Cindy vanBree: I was a member of the company leadership team in a male-dominated industry for a number of years. There were times I would make a suggestion or express an opinion only to be ignored, while the same expressed by a male would be given serious consideration. Women have a difficult balance to achieve. If she is too assertive, she is labeled aggressive or worse. I’ve learned to use humor when appropriate and make sure my tone is level.
What do you see – or hope to see - as the future for women in technology roles/payments industry?
Cindy vanBree: When taken into perspective, women have made great progress over the past 30 years, though it doesn’t feel fast enough. As new generations enter the workforce, I think we’ll see more women in technology roles. I hope to see more paths to entry open up, one that considers the current barriers. I hope to see more organizations focus mentoring programs to encourage women to enter the technology sector and information system security, in particular.
Were you given any advice during your career that has stuck with you? As a result, do you have a personal mantra or a famous quote that you live by?
Cindy vanBree: As a young professional, I remember my dear father telling me “don’t get on the bus.” Sales conferences would routinely arrange for participants’ wives to be bussed to shopping venues or go sightseeing while the men congregated to network (play golf) or discuss business interests. In telling me to not “get on the bus,” my father was advising me to stay in the company of those whose interests were in line with my own, rather than choosing a social norm. In today’s context, that might mean hanging out in the computer lab or spending extra time talking to someone about a particular technology you are interested in.
What advice would you impart to other women about how to succeed in the payment industry or in a technology-based field in general?

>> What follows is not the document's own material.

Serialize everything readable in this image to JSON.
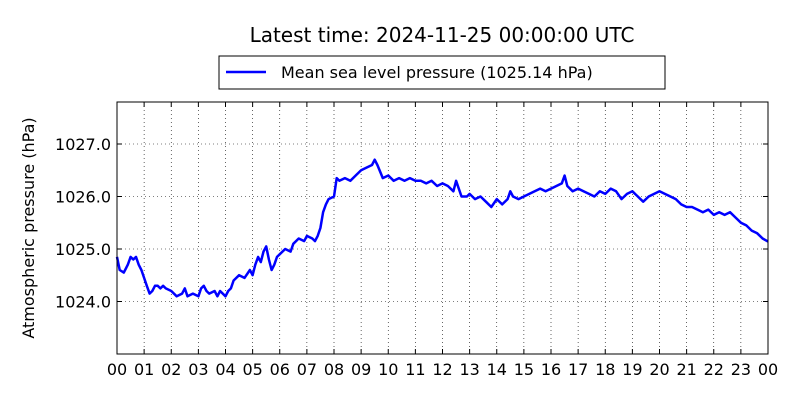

Is there anything you wish you had known?
Cindy vanBree: I would tell other women that you can achieve success in whatever you put your mind to, whether it’s entering a technology field early or making a late career transition. Show up, do your best, and be kind to yourself if you occasionally fall short. If you keep at it, you will fall short less often. Position yourself for learning opportunities by stepping out of your comfort zone and be willing to take some risk. Form a network of people with whom you can share ideas and check understanding.